O aumento na proporção de indivíduos sintomáticos isolados reduziria a importância do uso de máscaras na prevenção de novos casos. Contudo, mesmo se 100% das pessoas infectadas sintomáticas permanecessem isoladas, manter o uso de máscaras ainda seria capaz de evitar $ 359,7 milhões em custos sociais, 1,62 milhões de casos e 3.950 mortes, considerando um R0 = 5, 50% de eficácia da vacina e 70% de cobertura vacinal.

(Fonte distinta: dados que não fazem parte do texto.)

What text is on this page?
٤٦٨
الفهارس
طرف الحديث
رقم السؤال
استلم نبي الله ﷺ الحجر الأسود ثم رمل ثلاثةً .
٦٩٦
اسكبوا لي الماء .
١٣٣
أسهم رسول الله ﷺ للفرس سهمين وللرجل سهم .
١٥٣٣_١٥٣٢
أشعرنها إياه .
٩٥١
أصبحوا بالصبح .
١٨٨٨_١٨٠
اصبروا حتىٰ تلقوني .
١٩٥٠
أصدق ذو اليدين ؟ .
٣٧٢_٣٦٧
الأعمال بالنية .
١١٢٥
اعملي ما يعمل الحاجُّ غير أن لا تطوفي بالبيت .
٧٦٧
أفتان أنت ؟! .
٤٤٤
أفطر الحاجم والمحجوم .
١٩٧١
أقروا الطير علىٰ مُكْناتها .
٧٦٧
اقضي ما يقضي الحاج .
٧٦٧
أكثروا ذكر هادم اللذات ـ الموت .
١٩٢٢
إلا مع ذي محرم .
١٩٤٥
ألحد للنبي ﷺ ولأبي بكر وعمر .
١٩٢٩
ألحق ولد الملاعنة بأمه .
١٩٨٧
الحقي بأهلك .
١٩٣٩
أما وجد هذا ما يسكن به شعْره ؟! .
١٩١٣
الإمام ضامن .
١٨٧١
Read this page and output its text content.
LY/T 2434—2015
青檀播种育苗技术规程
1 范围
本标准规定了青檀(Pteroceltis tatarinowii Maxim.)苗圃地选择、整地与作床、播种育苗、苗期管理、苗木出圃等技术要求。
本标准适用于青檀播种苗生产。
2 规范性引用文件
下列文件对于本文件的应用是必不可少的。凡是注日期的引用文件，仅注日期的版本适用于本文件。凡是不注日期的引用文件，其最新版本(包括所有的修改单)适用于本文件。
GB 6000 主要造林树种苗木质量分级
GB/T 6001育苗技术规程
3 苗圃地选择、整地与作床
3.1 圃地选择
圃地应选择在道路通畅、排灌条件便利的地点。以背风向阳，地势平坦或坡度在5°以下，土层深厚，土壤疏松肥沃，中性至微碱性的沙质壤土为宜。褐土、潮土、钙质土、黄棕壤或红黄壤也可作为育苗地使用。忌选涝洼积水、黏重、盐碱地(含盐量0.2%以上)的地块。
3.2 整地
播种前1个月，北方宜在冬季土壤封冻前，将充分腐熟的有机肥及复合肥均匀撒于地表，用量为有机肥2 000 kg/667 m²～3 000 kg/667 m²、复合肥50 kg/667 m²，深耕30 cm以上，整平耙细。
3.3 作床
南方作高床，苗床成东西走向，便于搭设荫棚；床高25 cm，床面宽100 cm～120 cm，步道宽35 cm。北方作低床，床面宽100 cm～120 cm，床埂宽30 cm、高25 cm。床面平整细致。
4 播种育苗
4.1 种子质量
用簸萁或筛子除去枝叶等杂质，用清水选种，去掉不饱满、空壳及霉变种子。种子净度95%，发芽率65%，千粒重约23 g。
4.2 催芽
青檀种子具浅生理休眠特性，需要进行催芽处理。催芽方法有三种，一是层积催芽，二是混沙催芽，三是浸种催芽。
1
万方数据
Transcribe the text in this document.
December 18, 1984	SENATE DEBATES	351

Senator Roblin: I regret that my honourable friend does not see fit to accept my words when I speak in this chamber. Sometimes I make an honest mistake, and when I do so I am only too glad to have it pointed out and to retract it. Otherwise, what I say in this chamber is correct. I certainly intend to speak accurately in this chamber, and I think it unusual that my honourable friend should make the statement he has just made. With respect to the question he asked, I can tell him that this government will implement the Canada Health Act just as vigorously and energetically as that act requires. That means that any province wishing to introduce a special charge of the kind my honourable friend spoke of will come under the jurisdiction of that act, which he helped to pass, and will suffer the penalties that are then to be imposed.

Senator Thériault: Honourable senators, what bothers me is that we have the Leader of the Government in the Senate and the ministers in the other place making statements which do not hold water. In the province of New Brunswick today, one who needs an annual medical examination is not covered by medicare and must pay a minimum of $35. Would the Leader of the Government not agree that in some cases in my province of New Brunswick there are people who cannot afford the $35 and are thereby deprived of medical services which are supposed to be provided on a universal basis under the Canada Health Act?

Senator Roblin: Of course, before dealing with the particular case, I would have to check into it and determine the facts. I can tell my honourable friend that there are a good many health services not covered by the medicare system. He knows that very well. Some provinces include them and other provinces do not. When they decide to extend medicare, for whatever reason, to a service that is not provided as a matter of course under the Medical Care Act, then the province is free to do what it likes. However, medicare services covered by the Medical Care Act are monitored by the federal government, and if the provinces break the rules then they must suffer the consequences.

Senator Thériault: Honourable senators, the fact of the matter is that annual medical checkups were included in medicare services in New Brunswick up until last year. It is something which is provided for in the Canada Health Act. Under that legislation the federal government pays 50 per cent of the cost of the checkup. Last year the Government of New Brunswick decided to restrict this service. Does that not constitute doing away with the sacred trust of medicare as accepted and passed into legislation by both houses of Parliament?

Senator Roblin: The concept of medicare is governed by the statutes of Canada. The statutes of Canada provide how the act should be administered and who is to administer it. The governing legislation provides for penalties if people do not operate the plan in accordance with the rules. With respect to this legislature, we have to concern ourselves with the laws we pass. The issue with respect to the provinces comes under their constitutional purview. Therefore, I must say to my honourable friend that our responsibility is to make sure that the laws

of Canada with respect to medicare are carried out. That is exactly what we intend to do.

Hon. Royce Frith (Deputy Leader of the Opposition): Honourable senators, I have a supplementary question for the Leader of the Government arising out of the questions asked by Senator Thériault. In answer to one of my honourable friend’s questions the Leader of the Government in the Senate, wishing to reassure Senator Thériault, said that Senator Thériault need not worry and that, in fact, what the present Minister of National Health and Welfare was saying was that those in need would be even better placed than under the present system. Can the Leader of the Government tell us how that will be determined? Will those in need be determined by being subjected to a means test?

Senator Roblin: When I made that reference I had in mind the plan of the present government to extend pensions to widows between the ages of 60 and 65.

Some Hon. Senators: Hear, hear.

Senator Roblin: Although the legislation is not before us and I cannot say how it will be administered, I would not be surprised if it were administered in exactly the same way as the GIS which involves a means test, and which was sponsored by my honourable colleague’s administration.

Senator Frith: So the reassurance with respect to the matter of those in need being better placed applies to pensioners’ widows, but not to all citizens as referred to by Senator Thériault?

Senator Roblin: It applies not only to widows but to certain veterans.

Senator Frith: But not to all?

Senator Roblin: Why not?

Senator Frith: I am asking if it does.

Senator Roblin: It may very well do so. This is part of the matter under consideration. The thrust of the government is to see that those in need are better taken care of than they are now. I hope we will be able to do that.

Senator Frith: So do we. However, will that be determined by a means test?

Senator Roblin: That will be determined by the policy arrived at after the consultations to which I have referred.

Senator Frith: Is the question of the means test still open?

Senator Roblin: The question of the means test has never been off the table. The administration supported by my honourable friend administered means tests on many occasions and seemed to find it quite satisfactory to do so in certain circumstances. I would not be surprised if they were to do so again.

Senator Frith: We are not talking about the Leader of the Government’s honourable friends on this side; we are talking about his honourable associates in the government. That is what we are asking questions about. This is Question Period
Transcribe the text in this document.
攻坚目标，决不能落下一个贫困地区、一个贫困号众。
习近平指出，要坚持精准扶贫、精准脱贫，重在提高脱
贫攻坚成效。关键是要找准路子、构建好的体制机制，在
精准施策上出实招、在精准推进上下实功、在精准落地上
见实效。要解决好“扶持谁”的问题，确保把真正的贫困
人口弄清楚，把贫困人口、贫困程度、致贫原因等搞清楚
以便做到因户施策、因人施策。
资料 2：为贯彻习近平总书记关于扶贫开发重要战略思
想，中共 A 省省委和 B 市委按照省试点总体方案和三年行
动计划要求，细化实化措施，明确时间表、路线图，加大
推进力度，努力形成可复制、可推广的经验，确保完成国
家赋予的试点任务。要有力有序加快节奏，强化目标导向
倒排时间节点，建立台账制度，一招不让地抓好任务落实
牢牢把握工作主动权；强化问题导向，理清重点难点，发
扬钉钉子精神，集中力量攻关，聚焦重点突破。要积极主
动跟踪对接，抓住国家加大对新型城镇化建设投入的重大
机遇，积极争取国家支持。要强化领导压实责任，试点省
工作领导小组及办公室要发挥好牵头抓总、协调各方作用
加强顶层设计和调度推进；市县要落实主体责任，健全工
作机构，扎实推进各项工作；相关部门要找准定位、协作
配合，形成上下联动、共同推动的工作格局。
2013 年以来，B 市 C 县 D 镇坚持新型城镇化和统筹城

A estratégia só deixaria de ser custo-efetiva em um cenário de 90% de cobertura vacinal até janeiro de 2022 ou de eficácia de no mínimo 70% da vacina ou se o custo do uso de máscaras ultrapassar $ 0,50/pessoa/dia.

Mensagens práticas

  • O uso de máscaras se mostra uma estratégia eficaz para reduzir a transmissão de infecções por SARS-CoV-2.
  • Apesar do avanço na vacinação, manter o uso de máscaras em ambientes fechados por pelo menos 2 semanas até que altos índices de cobertura vacinal sejam alcançados parece otimizar a proteção contra a transmissão da doença, além de reduzir custos sociais e relacionados a cuidados com a saúde.